Maintaining harmony with the architectural concept of the house, designed by architect Bernard Perreault, the terrace is an extension of the interior. The young homeowners wanted a space suitable both for festive gatherings with friends and for family relaxation. They required a full outdoor kitchen, a dining room and a play area for children, while making the most of the existing swimming pool, which enjoys ample sunlight.
The large cedar pergola is the centrepiece of the understated, contrasting design. The pergola’s shades, hanging from a custom-made aluminum structure, diminish the intensity of the sun while creating a play of ephemeral lines and diffusing light in golden hues. Slats on the side provide privacy and a structure for climbing plants.
The pergola’s warm colours contrast with the lighter tones of the weathered-wood floor. Boards were reclaimed as finishing materials for the kitchen, resulting in subtle and effective integration coordinated with the stainless-steel finish of the appliances.
Two back-to-back banquettes, one in lighter wood, are designed as a single piece and form the space’s central element. On one side, people sit down to eat, while the other side is geared to play and relaxation. The banquette includes integrated storage. One side of the seat is covered in slate to add a playful aspect and allow children to use the space as they place.
The pool echoes the lengthwise spread of the patio, meshing with the house’s linear architecture. The required safety fence is made entirely of glass, preserving the space’s fluidity. After dark, the pool becomes a beacon, casting bluish light that gives the space a theatrical, soft ambiance, perfect for long, relaxing evenings among friends.
About Martine Brisson
Martine Brisson’s unusual career path has given her an approach to space that sometimes has more to do with architecture than interior design. Before she becomes involved with the content of the space, she concentrates on the envelope that defines it. “I like to create boxes, like jewel boxes, that my clients can arrange in their own image.”

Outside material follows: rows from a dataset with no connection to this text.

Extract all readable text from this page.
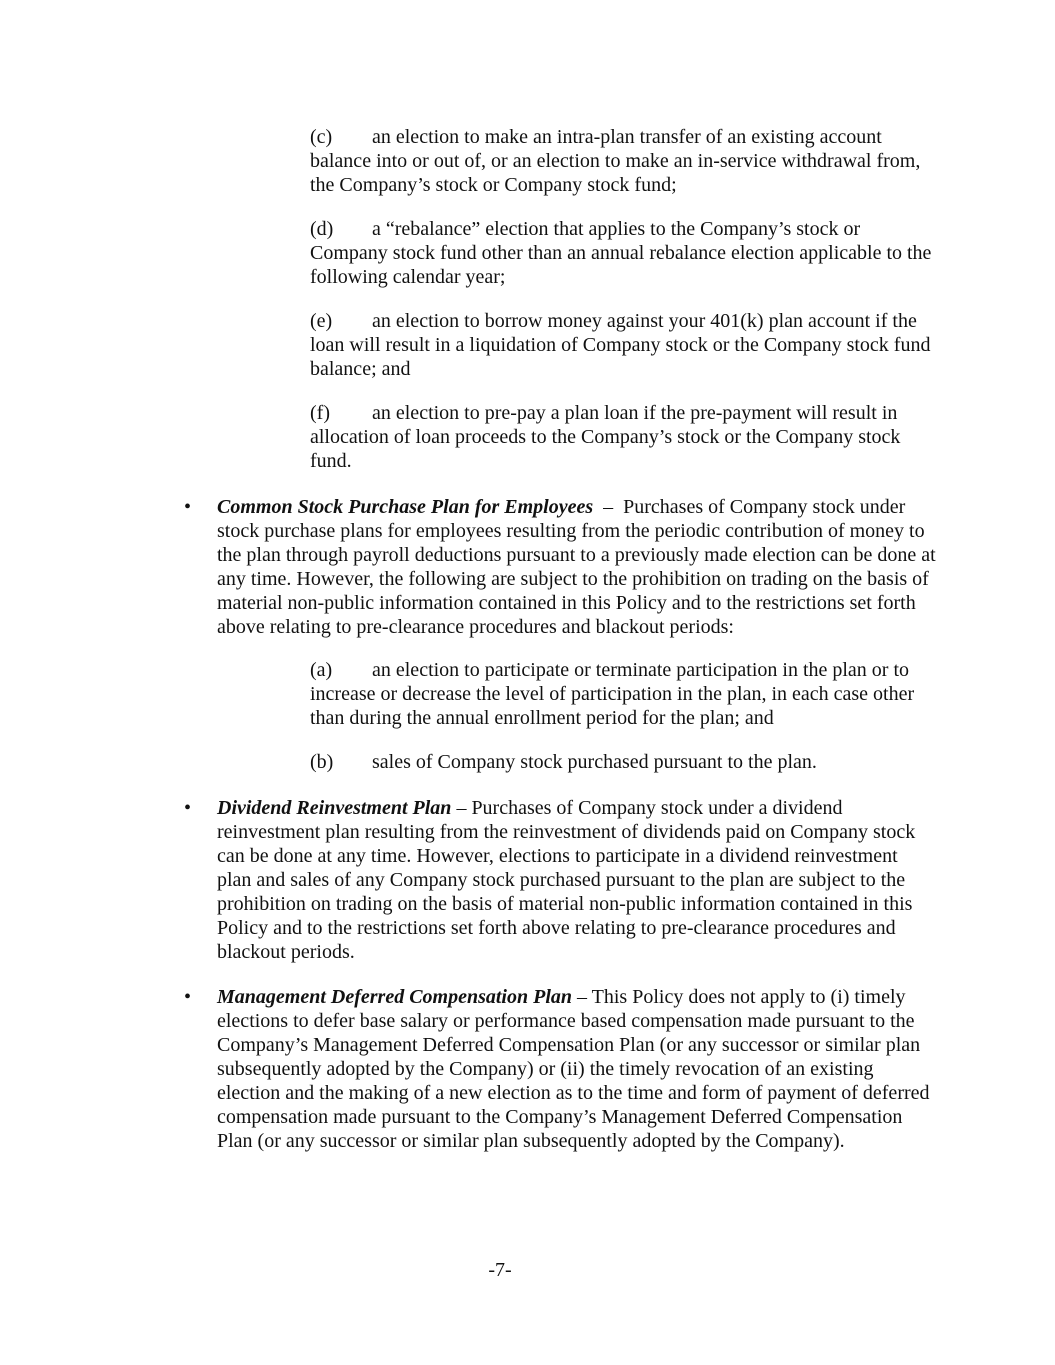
(c) an election to make an intra-plan transfer of an existing account balance into or out of, or an election to make an in-service withdrawal from, the Company’s stock or Company stock fund;

(d) a “rebalance” election that applies to the Company’s stock or Company stock fund other than an annual rebalance election applicable to the following calendar year;

(e) an election to borrow money against your 401(k) plan account if the loan will result in a liquidation of Company stock or the Company stock fund balance; and

(f) an election to pre-pay a plan loan if the pre-payment will result in allocation of loan proceeds to the Company’s stock or the Company stock fund.

• Common Stock Purchase Plan for Employees  –  Purchases of Company stock under stock purchase plans for employees resulting from the periodic contribution of money to the plan through payroll deductions pursuant to a previously made election can be done at any time. However, the following are subject to the prohibition on trading on the basis of material non-public information contained in this Policy and to the restrictions set forth above relating to pre-clearance procedures and blackout periods:

(a) an election to participate or terminate participation in the plan or to increase or decrease the level of participation in the plan, in each case other than during the annual enrollment period for the plan; and

(b) sales of Company stock purchased pursuant to the plan.

• Dividend Reinvestment Plan – Purchases of Company stock under a dividend reinvestment plan resulting from the reinvestment of dividends paid on Company stock can be done at any time. However, elections to participate in a dividend reinvestment plan and sales of any Company stock purchased pursuant to the plan are subject to the prohibition on trading on the basis of material non-public information contained in this Policy and to the restrictions set forth above relating to pre-clearance procedures and blackout periods.

• Management Deferred Compensation Plan – This Policy does not apply to (i) timely elections to defer base salary or performance based compensation made pursuant to the Company’s Management Deferred Compensation Plan (or any successor or similar plan subsequently adopted by the Company) or (ii) the timely revocation of an existing election and the making of a new election as to the time and form of payment of deferred compensation made pursuant to the Company’s Management Deferred Compensation Plan (or any successor or similar plan subsequently adopted by the Company).

-7-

Before engaging in training as an interior designer, Brisson began her professional life as a lyric soprano. It was during her international tours that she cultivated her talent for design and her love of architecture and spaces. “I always had a little notebook and a pencil so I could sketch the places I visited,” she recalls. After working as an on-stage artist, she became a fashion designer and opened a women’s clothing boutique in Montreal. A few collections later, she launched her career as an interior designer.
From her artistic and creative experiences, Brisson has taken a taste for simple, human-oriented spaces. “Rather than strike the imagination,” she notes, “a space has to make people feel good.” Thus, instead of imposing her own style, she tries to understand the tastes and needs of her clients and offer them a virgin space in which they will be able to express themselves. “My clients bring me their music score, and I’m the orchestra conductor.”